One of the great successes of the Marvel Cinematic Universe is that each film attempts to be something unique, and Black Panther won’t be an exception to the rule. In a new conversation, co-writer and director Ryan Coogler says that the “cultural aspects” are what helps to set Black Panther apart from other films in the MCU.
Being set in the fictional country of Wakanda, we knew that Black Panther would follow in the footsteps of its predecessors by taking us into unexplored territory of the MCU. Now, however, we have more details about exactly how different this world will be, even when compared to other exceptionally fantastical settings in the MCU (be it Asgard or any of the many planets featured in the Guardians of the Galaxy movies).

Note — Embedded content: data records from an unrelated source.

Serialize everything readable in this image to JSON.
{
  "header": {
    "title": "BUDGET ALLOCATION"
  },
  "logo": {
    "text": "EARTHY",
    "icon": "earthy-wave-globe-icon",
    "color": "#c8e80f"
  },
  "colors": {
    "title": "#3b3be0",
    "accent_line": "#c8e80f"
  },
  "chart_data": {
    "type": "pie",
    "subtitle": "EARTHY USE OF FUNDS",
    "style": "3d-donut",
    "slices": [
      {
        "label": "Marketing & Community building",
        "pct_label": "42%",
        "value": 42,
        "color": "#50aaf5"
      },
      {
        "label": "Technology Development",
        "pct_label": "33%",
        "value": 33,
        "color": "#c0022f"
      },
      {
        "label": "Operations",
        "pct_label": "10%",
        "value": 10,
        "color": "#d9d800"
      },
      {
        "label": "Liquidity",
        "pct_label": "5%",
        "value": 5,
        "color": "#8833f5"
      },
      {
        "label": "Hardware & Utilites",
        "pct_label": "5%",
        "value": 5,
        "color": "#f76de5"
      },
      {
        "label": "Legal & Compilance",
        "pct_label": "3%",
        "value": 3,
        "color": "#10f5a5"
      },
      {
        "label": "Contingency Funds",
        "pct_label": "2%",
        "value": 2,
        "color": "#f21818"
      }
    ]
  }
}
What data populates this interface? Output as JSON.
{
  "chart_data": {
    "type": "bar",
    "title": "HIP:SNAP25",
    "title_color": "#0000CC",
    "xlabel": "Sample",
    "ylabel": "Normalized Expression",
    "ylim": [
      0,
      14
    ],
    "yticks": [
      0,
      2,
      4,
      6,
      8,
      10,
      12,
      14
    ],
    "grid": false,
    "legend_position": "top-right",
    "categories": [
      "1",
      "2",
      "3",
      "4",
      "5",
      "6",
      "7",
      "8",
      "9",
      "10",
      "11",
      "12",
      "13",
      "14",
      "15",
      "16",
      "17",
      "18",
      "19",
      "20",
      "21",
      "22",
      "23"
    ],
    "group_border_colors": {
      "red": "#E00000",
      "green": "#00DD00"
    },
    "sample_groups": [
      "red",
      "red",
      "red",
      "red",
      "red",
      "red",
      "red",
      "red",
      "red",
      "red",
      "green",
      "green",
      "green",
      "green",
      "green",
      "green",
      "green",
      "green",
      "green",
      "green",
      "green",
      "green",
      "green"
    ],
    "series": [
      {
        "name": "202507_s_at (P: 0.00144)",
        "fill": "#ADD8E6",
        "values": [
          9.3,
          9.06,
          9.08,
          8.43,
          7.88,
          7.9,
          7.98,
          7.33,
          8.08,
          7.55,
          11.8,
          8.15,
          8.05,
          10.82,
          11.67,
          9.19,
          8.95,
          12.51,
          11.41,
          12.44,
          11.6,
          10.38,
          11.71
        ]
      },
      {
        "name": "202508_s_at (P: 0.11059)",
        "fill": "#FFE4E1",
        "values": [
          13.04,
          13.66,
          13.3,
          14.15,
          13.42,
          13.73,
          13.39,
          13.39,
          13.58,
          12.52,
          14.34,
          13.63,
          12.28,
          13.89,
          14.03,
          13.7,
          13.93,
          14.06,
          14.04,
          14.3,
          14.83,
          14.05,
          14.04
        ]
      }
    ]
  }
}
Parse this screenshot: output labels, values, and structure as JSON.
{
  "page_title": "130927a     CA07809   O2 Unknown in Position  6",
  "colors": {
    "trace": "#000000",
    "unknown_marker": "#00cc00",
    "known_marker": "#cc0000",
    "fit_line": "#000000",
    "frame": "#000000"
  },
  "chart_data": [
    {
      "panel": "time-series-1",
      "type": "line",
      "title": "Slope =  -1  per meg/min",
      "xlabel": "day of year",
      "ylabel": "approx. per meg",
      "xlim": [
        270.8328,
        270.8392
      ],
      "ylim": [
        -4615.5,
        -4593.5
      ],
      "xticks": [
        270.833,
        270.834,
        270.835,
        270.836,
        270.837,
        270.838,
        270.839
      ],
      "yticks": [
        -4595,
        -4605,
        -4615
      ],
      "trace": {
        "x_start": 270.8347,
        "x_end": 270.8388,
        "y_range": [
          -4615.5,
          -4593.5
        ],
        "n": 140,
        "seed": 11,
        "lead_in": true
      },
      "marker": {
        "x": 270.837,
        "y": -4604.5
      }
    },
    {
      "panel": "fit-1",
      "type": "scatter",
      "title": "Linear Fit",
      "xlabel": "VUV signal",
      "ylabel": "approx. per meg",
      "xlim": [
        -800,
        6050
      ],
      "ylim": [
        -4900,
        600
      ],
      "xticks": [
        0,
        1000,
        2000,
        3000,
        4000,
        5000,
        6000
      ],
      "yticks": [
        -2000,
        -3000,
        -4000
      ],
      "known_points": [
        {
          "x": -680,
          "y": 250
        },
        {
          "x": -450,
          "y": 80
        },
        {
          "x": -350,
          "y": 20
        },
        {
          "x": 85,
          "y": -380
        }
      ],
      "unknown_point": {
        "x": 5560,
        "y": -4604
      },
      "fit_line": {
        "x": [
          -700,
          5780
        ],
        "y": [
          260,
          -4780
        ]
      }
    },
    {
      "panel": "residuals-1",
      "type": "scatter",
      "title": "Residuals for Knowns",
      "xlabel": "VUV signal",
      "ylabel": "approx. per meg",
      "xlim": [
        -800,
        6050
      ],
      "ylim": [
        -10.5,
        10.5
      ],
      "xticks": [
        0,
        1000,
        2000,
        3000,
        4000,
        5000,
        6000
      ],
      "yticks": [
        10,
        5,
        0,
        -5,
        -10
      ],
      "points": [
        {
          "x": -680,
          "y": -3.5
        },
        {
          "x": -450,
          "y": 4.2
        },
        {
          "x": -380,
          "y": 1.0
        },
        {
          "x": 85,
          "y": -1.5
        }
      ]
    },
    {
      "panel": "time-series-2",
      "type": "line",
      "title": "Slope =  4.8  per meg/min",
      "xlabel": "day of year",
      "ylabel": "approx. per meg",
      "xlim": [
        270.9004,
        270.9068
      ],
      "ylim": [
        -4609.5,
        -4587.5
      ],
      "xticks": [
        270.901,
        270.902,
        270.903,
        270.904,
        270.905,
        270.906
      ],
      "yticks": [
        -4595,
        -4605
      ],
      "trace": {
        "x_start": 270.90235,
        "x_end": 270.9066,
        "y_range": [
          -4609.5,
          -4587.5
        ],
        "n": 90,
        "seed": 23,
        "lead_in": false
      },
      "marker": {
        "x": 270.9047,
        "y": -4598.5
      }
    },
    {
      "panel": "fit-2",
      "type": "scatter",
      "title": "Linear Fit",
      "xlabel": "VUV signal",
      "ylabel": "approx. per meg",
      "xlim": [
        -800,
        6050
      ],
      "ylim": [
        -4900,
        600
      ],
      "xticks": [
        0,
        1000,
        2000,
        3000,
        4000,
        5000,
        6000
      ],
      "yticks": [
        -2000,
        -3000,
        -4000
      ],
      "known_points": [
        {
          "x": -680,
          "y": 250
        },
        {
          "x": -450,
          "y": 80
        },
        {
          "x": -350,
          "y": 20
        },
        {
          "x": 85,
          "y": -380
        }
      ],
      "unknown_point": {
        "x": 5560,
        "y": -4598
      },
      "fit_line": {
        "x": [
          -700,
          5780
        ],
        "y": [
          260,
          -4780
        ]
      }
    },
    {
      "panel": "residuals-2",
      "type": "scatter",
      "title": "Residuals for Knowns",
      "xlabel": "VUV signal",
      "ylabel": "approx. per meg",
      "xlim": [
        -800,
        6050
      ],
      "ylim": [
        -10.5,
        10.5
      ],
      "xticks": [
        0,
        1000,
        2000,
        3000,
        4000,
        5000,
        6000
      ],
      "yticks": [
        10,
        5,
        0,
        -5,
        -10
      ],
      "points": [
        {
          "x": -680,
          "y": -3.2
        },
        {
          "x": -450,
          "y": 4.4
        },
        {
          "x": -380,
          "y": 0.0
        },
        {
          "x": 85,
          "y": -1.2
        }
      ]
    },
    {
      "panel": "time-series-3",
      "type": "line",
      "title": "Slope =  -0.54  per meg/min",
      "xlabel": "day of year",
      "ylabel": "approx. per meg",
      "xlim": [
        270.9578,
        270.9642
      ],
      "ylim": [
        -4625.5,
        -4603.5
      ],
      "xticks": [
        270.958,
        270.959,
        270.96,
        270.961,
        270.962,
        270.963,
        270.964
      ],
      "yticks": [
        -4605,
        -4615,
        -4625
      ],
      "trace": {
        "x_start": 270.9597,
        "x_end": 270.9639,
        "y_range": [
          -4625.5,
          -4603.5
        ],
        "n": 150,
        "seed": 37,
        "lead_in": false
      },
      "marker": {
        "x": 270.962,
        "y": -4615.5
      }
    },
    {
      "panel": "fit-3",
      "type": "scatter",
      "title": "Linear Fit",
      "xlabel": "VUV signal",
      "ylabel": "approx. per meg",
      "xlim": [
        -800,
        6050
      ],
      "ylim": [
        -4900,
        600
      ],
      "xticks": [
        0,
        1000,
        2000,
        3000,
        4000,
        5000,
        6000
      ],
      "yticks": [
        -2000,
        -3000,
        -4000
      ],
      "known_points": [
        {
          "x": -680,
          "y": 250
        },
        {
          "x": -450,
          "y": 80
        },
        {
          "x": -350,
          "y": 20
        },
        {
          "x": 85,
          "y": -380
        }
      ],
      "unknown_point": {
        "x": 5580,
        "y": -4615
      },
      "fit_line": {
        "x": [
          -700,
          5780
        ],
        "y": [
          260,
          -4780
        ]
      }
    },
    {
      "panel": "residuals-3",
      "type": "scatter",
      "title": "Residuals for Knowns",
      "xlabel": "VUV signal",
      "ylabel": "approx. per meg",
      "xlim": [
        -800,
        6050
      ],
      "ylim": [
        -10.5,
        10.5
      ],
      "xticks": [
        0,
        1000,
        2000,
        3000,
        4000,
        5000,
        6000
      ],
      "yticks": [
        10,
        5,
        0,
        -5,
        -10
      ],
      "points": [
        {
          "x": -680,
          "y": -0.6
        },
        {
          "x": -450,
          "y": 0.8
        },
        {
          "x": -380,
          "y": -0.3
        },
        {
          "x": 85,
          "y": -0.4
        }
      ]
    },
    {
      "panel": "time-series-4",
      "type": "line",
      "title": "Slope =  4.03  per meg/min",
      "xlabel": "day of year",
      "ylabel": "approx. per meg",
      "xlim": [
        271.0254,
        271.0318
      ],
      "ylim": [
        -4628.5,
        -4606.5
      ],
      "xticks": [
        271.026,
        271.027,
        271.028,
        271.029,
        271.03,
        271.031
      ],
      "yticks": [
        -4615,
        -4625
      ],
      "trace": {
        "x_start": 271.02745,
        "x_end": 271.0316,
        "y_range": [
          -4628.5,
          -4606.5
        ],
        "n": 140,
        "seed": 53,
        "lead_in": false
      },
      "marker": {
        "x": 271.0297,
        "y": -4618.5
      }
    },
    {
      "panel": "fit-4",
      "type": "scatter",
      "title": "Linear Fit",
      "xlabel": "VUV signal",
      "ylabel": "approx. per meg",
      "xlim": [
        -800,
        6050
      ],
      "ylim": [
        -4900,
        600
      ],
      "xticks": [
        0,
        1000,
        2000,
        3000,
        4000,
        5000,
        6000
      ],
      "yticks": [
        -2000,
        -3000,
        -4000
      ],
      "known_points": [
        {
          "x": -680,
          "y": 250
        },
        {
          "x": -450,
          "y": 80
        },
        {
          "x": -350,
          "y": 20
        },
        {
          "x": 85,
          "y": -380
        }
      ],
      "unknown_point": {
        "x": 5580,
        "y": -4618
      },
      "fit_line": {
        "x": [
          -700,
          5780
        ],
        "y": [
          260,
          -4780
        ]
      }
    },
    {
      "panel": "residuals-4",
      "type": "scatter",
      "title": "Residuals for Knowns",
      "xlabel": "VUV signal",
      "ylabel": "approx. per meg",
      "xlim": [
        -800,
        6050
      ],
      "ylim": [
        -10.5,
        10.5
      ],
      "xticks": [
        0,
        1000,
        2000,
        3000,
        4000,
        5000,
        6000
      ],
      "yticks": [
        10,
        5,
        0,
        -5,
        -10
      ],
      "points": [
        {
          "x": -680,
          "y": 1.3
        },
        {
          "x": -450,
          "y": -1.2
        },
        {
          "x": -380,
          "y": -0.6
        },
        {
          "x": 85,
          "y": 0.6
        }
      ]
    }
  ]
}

Coogler says that having a film about an African king is new for the MCU, but also something different for movies in general, since there are very few films where the central character is the monarch of an African nation. There is, however, no shortage of movies about kings and royalty, so that aspect of the film isn’t unique to Hollywood or even to the MCU, which has Thor. Coogler acknowledged that similarity when he spoke with Comic Book at San Diego Comic-Con, but claimed that the film’s “weird combinations” makes it different from Thor:
“I would say cultural aspects is a big thing. Obviously, T’Challa is an African king and there haven’t really been many movies made about that at all in any genre. When you look at the movies in the Marvel universe automatically, off the bat, that’s going to make that very different… We’re dealing with a guy who’s royal, like Thor, but he’s from Earth, which changes things. It gives it context and grounds it in a way. Even though we’re doing a lot of fantastical elements, fantastical technology, it still kind of grounds it in a way that’s very unique. So you have these things that are working at opposite ends.
Coogler also says that some of the film’s fantastical elements are “worn on the surface,” which suggests that they will be accepted aspects of Wakandan culture that won’t need much explaining in Black Panther, in order to feel at home in the larger MCU.
The world that was created in Iron Man expanded into something bigger when Thor introduced “gods” and the Nine Realms. Guardians of the Galaxy took us into space, and Ant-Man showed us what the world looks like from the point of view of a man the size of an ant. Doctor Strange and Captain America: The First Avenger have also had unique settings that let viewers see new sides of the MCU. Considering what these films have managed to accomplish in helping to mold the MCU into a place that’s both grand and unique, the expectations for Black Panther are naturally quite high.